Sur la base de ce dernier critère, nous pouvons opposer deux groupes de recherches. Le courant sémiotique, structuraliste, herméneutique (Holbrook et Grayson, 1986, Hirschman, 1988) étudie à la fois la surface du phénomène mais propose aussi une vision sous-jacente de la réalité de la vie sociale qui n’est pas nécessairement appréhendée ou consciente chez les acteurs eux-mêmes : l’élaboration théorique finale tient donc une place importante.
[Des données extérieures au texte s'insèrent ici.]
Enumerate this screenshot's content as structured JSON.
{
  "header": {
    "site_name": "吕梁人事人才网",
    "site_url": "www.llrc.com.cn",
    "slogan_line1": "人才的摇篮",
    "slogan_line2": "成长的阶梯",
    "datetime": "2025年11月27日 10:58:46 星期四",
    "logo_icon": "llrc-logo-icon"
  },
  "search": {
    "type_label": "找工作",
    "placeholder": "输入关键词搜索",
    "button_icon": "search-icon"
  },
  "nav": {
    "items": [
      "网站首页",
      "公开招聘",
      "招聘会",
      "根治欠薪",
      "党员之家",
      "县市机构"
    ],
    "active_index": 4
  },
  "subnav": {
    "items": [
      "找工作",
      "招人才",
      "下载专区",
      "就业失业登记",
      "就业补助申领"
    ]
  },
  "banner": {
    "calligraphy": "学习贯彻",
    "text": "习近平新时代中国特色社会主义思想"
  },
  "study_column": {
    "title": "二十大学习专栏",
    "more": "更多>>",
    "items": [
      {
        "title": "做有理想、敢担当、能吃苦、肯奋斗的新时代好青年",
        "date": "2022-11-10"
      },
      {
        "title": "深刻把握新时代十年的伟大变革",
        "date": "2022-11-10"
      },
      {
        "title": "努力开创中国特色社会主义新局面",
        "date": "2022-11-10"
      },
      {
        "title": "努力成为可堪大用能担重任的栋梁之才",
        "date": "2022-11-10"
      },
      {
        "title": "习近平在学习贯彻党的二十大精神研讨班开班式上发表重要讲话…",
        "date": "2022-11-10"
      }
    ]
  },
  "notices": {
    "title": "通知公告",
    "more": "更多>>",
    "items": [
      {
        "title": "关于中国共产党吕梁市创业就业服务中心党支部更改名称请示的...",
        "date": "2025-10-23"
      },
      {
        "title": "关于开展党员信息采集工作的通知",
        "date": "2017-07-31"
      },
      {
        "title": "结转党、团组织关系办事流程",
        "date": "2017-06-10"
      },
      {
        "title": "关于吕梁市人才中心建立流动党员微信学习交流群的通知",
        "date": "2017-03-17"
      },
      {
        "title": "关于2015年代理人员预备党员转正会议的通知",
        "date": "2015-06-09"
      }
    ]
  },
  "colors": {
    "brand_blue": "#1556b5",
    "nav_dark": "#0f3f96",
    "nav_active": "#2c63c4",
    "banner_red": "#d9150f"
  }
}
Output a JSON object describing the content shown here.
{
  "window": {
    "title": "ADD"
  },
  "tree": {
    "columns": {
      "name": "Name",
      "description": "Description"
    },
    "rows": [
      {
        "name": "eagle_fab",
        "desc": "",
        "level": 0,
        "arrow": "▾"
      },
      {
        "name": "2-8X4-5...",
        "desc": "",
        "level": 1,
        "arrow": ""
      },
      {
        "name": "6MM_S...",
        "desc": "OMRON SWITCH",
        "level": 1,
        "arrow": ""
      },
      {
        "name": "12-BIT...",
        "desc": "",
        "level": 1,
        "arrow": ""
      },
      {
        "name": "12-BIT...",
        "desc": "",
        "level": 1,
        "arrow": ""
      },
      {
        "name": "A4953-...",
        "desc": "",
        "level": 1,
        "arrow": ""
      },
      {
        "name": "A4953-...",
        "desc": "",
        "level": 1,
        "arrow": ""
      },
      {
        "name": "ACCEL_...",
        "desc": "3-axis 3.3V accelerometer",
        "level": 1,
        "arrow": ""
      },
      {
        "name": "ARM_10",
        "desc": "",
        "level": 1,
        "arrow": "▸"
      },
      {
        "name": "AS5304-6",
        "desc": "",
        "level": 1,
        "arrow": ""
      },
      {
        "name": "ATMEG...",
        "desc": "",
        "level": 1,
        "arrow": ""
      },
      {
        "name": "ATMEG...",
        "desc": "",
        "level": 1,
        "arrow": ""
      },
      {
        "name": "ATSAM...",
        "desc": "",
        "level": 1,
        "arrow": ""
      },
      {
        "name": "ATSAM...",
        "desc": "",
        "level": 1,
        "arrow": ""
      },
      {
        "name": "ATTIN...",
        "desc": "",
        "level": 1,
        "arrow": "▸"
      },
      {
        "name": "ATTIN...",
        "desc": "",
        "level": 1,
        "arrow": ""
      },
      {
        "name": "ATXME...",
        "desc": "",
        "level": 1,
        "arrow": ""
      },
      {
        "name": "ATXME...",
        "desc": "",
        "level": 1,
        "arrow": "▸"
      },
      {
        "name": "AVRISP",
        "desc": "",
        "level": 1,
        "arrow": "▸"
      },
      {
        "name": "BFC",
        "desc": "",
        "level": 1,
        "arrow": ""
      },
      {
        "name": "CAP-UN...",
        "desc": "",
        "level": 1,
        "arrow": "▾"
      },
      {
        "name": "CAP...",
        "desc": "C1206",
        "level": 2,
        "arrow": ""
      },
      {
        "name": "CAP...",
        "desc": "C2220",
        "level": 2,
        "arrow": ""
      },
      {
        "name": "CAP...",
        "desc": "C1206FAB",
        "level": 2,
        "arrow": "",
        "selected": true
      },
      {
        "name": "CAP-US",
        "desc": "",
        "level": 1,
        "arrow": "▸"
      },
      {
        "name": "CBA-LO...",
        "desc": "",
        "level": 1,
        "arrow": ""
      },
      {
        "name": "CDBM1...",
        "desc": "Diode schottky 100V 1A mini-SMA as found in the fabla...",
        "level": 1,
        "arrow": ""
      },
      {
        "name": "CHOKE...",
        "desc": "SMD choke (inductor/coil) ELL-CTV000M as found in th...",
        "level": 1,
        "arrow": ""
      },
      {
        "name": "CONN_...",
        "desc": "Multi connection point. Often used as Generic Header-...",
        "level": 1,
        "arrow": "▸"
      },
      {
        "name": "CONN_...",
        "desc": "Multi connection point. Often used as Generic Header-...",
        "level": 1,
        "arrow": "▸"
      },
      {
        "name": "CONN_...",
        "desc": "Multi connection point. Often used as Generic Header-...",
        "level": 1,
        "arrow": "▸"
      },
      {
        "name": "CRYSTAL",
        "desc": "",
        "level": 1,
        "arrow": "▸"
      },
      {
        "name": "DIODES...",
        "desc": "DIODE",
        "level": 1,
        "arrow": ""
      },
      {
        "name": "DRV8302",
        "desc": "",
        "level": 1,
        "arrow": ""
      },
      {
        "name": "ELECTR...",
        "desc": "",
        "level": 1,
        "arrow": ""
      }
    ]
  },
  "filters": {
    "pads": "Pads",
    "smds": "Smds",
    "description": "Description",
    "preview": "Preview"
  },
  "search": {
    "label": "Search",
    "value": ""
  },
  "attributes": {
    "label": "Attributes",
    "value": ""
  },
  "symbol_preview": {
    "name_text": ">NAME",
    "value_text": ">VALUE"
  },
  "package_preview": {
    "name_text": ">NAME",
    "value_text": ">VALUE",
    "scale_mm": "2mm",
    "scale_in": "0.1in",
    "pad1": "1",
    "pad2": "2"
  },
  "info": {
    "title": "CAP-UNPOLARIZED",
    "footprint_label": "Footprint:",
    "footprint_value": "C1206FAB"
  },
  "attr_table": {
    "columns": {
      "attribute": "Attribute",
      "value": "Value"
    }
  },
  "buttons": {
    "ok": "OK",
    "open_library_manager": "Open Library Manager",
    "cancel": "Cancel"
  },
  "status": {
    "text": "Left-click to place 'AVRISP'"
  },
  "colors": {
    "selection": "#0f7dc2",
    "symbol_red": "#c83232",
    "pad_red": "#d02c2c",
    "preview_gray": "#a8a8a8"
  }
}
Le courant naturaliste, phénoménologique, ethnographique, qui repose essentiellement sur l’observation et les entretiens de longue durée, vise à comprendre le phénomène du point de vue de l’informant pour en tirer des schèmes plus généraux, mais sans nécessairement élaborer une théorie qui échapperait à la conscience des informants.

A l’instar d’autres recherches, celle-ci aura recours aux deux familles d’analyse, dont les principes de collecte de données sont très proches. Le panorama épistémologique étant planté, nous allons décrire notre façon de mener l’étude qualitative sur la première rencontre mémorable.

En synthèse, nous proposons de mener notre étude qualitative en suivant les principes du paradigme interprétatif pour faire émerger l’expérience profonde des consommateurs, dans leur contexte, afin d’en déduire des schèmes émergeant du vécu subjectif de chacun des informants.